Verfassungsschutzpräsident Thomas Haldenwang warnt davor, Antisemitismus und Gefahren für Demokratie in Deutschland zu ignorieren. Er rief die Bevölkerung zur Gegenwehr auf.
Die Demokratie in Deutschland ist nach den Worten von Verfassungsschutzpräsident Thomas Haldenwang stärker bedroht, als es in der Gesellschaft wahrgenommen werde. Es sei notwendig, "dass die Mitte der Gesellschaft, die schweigende Mehrheit in diesem Land, wach wird und auch endlich klar Position bezieht gegen Extremismus in Deutschland", sagte Haldenwang in einem Interview mit dem ARD-Magazin "Kontraste", das am Donnerstagabend ausgestrahlt werden soll.

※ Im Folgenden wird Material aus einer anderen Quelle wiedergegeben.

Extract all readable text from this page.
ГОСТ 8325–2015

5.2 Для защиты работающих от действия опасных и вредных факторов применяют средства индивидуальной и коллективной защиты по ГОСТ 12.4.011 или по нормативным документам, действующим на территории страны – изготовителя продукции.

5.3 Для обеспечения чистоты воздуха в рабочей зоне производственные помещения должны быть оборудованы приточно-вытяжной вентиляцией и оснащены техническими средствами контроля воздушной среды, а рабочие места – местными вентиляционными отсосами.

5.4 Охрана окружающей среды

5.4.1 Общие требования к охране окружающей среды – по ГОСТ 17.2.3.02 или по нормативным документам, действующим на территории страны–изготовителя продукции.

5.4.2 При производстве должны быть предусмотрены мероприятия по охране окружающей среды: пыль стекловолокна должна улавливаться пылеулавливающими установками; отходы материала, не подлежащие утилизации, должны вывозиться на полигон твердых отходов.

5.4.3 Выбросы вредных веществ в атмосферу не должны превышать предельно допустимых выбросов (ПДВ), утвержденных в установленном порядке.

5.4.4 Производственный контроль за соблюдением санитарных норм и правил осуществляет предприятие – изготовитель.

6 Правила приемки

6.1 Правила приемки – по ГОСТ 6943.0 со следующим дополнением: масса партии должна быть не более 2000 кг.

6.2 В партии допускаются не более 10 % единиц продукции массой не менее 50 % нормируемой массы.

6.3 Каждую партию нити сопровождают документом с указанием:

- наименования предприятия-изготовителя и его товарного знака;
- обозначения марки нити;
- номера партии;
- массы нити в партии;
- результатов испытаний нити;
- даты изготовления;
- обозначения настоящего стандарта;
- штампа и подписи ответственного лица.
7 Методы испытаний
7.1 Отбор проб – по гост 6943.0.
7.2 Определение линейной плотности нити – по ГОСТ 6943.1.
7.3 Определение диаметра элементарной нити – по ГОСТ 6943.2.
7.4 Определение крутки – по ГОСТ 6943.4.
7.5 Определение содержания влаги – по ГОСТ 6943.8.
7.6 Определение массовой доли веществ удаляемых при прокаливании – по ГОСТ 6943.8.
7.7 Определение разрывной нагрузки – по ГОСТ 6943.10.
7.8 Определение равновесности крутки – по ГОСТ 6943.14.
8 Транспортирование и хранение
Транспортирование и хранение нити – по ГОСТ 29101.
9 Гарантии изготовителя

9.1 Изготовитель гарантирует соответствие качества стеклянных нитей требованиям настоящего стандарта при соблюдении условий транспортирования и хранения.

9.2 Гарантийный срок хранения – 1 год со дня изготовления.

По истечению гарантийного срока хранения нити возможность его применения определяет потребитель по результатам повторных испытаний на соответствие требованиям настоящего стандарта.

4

Die Mitte der Gesellschaft müsse sich gegen die Bedrohung der Demokratie wehren
Dass die Gefährdung der Demokratie nicht wahrgenommen werde, zeige sich an einer Gleichgültigkeit "gegenüber dem Erstarken bestimmter Parteien", aber auch am Umgang mit Antisemitismus. Die Mitte der Gesellschaft scheine sehr bequem geworden zu sein: "Man hat sich sehr in seinem komfortablen Privatleben eingerichtet und nimmt nicht hinreichend wahr, wie ernsthaft die Bedrohungen für unsere Demokratie inzwischen geworden sind." Sicherheitsbehörden könnten nur bedingt gegen die Gefahren für die Demokratie vorgehen.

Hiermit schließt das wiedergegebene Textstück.